Trump is reminiscent of Lonesome Rhodes and Joe McCarthy, minus the alcohol problem. As one of the characters in A Face in the Crowd explains, “We’ve got to face it. Politics have entered a new stage, the television stage. Instead of long winded public debates, the people want capsule slogans. Time for a change. The mess in Washington. More bang for a buck. Punchlines and glamour.” That reality in many ways has only gotten worse with the birth of the Internet and Trump is the embodiment of populist politics at its worst in our 140 character attention span age, where fame comes without importance and everyone’s right to have an opinion is more significant than the facts. Like the fictional Rhodes and the real life McCarthy, I am confident that Trump will come to a very unglamorous end. The only question is: What damage will this self-centered braggart inflict on the rest of us before he goes down?

mccarthy trump america

 

Back when McCarthy was riding high on the populist wave, almost none of his fellow Republicans would speak out against him. Even General Eisenhower, who privately told McCarthy in very blunt terms how much he disliked the Senator, stood beside the blowhard in public while running for the Presidency. Perhaps McCarthy could have been taken down much faster if Ike had acted differently, or perhaps it would have only inflamed the reflexively anti-establishment “patriots” to greater levels of madness? We’ll never know. What I can say is that there was one man who didn’t cower in the face of McCarthy’s one-hit-wonder popularity, Senator Prescott Bush (father of President George H. W. Bush). At a campaign appearance, with McCarthy seated behind him and a vehemence crowd in front of him, Bush said that he disapproved of his fellow Senator’s methods. His words went over no better than his grandsons’ warnings about Trump today but the similarities in both cases should give thinking people reason to pause.

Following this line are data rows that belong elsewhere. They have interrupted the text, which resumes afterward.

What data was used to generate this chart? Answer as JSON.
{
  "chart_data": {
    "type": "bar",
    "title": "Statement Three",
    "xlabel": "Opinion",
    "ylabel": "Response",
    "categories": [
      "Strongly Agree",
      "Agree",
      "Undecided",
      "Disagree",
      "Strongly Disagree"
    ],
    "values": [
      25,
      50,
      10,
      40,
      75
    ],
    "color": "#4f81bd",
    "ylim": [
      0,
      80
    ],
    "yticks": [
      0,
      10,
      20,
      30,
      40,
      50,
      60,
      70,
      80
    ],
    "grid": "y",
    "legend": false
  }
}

I have never been so disappointed in my fellow citizens than I am now at the prospect of a President Trump. As the French philosopher Joseph de Maistre famously proclaimed two centuries ago, “Every nation gets the government it deserves.” If the American people choose a bigoted, sexist, flip-flopping, conspiracy theorist, repeat adulterer, who studied at the feet of McCarthy’s attack dog, Roy Cohn, who thinks nothing of abusing eminent domain and throws out insults like candy, then they will have proved de Maistre correct.